The fact that the original person will not see your changes is the crucible. If you would do the work only when watched, you would not do it without the audience. You are doing it without the audience. This is, paradoxically, evidence of the realness of the work. People who pursue amends purely for credit drop the practice as soon as the credit stops arriving. People who pursue it for the right reason continue regardless. Use the absence of witness as a calibration tool. When you notice you want them to know, you have caught the credit-seeking part of yourself. Note it. Let it pass. Keep working. The absence of witness is the form of the discipline.

Repair to people who stand in for the original

Sometimes you encounter someone who resembles the person you harmed — same role, same vulnerability, same situation — and you have an opportunity to behave differently than you did. Take the opportunity. This is not a substitution; you are not paying off the old debt by being kind to a stranger. But you are demonstrating, to yourself and to the world, that the pattern is genuinely interrupted. Each instance is small. The cumulative weight is significant. Over years, the world contains a number of small instances of you choosing differently than you used to. This is what living amends produces: not a single repaired relationship but a slow re-shaping of how you move through every relationship. It is unglamorous and it is the actual work.

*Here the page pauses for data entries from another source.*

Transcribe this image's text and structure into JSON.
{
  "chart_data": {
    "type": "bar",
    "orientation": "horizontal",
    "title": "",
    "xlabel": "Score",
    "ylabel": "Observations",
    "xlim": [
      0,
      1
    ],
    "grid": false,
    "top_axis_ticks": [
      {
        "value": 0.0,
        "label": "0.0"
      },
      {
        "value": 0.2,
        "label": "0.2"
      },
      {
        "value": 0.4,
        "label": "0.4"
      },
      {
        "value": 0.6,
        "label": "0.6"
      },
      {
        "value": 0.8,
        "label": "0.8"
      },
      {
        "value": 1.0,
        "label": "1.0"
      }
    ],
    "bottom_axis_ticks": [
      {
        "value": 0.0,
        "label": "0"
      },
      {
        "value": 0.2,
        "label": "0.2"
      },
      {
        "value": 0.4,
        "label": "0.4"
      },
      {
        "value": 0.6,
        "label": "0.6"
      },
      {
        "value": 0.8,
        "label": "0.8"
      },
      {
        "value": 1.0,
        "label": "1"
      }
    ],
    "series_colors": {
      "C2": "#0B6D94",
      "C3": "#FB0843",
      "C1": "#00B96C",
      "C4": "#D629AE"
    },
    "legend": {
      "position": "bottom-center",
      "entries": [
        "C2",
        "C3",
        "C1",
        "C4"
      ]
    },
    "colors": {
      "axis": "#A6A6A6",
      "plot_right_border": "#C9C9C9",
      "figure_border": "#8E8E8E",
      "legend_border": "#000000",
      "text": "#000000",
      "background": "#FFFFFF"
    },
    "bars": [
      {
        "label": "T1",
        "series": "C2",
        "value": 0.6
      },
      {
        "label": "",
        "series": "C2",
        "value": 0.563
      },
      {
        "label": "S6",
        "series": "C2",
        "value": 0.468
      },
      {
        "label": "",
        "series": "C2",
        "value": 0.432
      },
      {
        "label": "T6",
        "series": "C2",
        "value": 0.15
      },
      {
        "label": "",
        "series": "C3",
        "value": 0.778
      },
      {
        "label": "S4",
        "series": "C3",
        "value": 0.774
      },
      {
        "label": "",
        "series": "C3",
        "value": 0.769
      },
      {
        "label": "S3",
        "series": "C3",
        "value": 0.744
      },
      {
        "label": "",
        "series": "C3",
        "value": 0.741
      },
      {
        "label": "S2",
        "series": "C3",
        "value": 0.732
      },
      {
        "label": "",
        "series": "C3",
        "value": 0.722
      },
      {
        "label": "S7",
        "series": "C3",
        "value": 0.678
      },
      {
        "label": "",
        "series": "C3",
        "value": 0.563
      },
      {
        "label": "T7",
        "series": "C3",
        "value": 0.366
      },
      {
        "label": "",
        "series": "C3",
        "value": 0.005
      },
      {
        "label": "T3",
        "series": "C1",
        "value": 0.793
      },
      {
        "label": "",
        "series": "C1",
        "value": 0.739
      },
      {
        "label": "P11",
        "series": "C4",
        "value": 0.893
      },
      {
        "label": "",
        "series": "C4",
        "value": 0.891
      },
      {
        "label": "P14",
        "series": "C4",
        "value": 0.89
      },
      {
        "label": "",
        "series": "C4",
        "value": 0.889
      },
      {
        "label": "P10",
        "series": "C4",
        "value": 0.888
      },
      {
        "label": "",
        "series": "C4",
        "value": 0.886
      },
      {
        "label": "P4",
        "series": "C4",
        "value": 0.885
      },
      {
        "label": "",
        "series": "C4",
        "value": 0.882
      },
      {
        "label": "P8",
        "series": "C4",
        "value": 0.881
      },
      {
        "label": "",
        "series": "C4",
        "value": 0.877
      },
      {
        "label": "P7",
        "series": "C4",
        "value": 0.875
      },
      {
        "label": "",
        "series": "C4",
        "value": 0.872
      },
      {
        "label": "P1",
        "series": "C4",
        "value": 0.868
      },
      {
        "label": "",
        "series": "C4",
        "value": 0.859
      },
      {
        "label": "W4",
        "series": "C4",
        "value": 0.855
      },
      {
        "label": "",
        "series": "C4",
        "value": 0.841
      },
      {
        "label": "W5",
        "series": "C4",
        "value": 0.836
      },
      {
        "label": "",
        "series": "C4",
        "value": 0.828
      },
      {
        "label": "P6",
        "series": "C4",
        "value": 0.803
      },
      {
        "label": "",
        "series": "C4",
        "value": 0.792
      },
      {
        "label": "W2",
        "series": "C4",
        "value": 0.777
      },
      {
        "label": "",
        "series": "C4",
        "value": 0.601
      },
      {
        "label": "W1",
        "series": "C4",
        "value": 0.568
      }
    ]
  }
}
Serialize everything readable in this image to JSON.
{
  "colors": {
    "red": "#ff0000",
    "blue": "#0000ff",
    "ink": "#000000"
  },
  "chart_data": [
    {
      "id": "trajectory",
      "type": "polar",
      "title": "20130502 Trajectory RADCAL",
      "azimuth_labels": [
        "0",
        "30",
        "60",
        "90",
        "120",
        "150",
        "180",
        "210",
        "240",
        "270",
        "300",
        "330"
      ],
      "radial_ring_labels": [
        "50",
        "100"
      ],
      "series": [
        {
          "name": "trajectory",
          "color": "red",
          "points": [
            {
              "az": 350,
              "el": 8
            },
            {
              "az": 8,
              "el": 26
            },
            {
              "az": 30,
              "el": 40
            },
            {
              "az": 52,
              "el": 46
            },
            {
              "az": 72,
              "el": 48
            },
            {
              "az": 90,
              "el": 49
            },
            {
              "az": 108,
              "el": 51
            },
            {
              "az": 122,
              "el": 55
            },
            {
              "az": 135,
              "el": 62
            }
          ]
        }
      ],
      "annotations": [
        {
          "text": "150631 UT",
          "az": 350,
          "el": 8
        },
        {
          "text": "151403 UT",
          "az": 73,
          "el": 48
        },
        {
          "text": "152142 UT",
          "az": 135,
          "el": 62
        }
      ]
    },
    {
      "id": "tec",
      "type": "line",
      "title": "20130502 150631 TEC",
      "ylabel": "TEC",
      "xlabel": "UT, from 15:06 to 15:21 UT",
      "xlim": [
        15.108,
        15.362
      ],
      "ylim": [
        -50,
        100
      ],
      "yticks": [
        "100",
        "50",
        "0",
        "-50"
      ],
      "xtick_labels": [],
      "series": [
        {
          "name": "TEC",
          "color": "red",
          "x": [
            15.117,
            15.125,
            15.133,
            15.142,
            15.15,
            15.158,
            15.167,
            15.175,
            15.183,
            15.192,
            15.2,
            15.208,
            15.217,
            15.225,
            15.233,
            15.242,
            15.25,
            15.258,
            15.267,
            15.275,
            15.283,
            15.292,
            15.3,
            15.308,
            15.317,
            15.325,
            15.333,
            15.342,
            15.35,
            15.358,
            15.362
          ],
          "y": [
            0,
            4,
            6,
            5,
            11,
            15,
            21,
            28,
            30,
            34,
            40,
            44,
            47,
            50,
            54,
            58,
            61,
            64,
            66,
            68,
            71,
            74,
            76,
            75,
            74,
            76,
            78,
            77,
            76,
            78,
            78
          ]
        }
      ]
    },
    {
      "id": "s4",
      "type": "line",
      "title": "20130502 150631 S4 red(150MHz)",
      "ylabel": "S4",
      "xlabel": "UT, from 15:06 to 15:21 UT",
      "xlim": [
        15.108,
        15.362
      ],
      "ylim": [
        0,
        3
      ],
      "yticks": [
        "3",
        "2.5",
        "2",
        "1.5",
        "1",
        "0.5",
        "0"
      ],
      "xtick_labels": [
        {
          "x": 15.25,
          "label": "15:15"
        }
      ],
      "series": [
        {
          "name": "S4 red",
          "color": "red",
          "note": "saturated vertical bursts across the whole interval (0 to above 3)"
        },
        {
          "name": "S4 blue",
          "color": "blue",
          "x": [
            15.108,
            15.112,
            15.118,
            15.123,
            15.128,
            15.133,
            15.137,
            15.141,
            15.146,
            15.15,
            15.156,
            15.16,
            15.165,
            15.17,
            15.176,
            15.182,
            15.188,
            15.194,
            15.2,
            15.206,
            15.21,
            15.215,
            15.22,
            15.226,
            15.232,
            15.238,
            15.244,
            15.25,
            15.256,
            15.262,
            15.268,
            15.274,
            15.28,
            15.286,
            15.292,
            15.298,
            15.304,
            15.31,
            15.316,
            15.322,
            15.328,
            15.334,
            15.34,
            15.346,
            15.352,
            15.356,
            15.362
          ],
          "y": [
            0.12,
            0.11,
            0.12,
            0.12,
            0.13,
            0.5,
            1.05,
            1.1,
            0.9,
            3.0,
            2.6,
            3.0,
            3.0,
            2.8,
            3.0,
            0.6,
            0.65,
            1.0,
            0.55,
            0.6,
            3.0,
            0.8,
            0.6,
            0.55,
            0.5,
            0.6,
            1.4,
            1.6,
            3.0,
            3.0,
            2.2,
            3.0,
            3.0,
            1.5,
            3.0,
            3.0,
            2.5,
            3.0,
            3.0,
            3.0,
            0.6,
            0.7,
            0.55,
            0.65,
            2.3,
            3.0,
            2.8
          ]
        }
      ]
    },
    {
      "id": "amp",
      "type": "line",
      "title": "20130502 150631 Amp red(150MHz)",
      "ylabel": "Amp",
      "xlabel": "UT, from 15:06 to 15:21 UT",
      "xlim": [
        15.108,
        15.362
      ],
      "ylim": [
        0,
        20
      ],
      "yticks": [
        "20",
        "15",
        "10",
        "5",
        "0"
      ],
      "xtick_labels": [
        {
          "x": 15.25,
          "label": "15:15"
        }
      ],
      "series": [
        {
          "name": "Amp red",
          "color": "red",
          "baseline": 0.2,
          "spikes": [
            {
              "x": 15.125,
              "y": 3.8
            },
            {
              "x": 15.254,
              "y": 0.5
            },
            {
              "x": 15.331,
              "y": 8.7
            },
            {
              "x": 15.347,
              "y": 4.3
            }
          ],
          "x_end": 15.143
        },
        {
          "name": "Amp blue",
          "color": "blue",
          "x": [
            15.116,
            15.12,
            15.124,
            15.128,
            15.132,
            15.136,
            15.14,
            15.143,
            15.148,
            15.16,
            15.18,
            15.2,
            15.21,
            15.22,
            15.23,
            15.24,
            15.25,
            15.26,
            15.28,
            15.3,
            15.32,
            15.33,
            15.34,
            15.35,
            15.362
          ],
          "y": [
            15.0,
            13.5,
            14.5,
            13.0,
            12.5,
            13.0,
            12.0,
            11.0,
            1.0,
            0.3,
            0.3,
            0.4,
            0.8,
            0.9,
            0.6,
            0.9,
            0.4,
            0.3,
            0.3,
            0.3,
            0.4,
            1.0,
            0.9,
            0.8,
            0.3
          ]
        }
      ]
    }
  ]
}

When the amends is, finally, enough

There is no certificate. The amends is enough when the pattern is genuinely no longer operative — when the situations that used to activate it can occur and you can simply respond differently, without effort, because you have become a different person. This usually takes years, sometimes decades, and it is rarely complete. You will likely carry traces of the old pattern for the rest of your life, milder versions, occasional flares. That is acceptable. The amends does not require perfection; it requires honest, sustained reduction. When you can look at your conduct and say truthfully that the harm you did to the unreachable person is no longer something you are doing to anyone else, the amends has done what it can do. The original wound remains unhealed in them, but the source of it has been treated in you. That is the most that this form of repair can accomplish, and it is enough.

Citations

1. Lazare, Aaron. On Apology. New York: Oxford University Press, 2004. 2. Lerner, Harriet. Why Won't You Apologize? Healing Big Betrayals and Everyday Hurts. New York: Touchstone, 2017. 3. Rosenberg, Marshall B. Nonviolent Communication: A Language of Life. 3rd ed. Encinitas, CA: PuddleDancer Press, 2015. 4. Brown, Brené. Rising Strong: How the Ability to Reset Transforms the Way We Live, Love, Parent, and Lead. New York: Spiegel & Grau, 2015. 5. Mellody, Pia. Facing Codependence. New York: HarperOne, 2003. 6. Woititz, Janet G. Adult Children of Alcoholics. Deerfield Beach, FL: Health Communications, 1990. 7. Perel, Esther. The State of Affairs: Rethinking Infidelity. New York: Harper, 2017. 8. Gottlieb, Lori. Maybe You Should Talk to Someone. Boston: Houghton Mifflin Harcourt, 2019. 9. Fisher, Bruce. Rebuilding: When Your Relationship Ends. 4th ed. Atascadero, CA: Impact Publishers, 2016. 10. Anderson, Susan. The Journey from Abandonment to Healing. Rev. ed. New York: Berkley Books, 2014. 11. Johnson, Sue. Hold Me Tight: Seven Conversations for a Lifetime of Love. New York: Little, Brown Spark, 2008. 12. Williams, Florence. Heartbreak: A Personal and Scientific Journey. New York: W. W. Norton, 2022.